Se preguntó si él mismo lo creía.

2

La matanza, 10.02 h. del 31 de mayo de 1985

Bill y Richie vieron que Eso se volvía hacia ellos abriendo y cerrando las mandíbulas. Su único ojo se clavó en ellos, fulminante, y Bill notó que Eso producía su propia iluminación, como una especie de horripilante luciérnaga. Pero la luz era vacilante; la araña estaba malherida. Sus pensamientos zumbaban vacilantes

(¡dejadme! dejadme y tendréis todo lo que habéis deseado en vuestra vida: dinero, fama, fortuna, poder, yo puedo daros todo eso)

en la cabeza de Bill.

Bill se adelantó fijando la vista en aquel ojo único. Sentía que el poder crecía dentro de él, otorgando a sus brazos vigor y firmeza, llenando cada puño apretado de fuerza propia. Richie caminaba a su lado enseñando los dientes.

(puedo devolverte a tu mujer —sólo yo puedo hacerlo— y no recordará nada, así como vosotros siete tampoco recordasteis nada)

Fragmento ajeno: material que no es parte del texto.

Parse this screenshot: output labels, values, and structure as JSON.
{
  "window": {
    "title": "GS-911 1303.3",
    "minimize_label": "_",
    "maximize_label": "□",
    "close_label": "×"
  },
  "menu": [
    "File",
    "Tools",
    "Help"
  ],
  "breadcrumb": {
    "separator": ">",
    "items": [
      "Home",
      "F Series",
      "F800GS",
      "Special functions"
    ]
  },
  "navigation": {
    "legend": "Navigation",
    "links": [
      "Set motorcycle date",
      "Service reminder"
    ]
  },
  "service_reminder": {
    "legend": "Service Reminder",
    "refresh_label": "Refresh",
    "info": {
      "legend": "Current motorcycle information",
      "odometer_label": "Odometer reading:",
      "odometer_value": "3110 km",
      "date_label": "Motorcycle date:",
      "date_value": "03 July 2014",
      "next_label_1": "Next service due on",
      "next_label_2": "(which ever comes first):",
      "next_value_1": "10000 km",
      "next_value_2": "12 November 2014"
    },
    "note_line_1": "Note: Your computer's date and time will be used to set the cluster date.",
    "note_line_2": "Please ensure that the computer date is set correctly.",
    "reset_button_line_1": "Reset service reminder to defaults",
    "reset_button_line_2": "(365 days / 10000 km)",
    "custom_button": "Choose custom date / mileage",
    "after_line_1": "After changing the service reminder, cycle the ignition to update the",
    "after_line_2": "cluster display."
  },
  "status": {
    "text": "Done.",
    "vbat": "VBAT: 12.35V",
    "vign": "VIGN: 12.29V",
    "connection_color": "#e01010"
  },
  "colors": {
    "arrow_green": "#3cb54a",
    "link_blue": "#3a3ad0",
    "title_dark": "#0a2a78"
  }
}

Estaban ya muy cerca. Bill percibió el hedor de Eso y notó, con súbito horror, que era el olor de Los Barrens, el que ellos tomaban siempre por olor a cloaca, a arroyos contaminados y a basura quemada… Pero ¿alguna vez lo habían creído así, en el fondo? Era el olor de Eso; tal vez fuera más potente en Los Barrens, pero pendía en toda Derry como una nube y la gente no lo sentía, así como los cuidadores del zoológico no huelen nada después de un tiempo y hasta se extrañan de que los visitantes arruguen la nariz.

—Juntos —murmuró a Richie.

Su compañero asintió sin apartar los ojos de la araña, que ahora retrocedía ante ellos temblando sobre las abominables patas flacas, por fin dominada.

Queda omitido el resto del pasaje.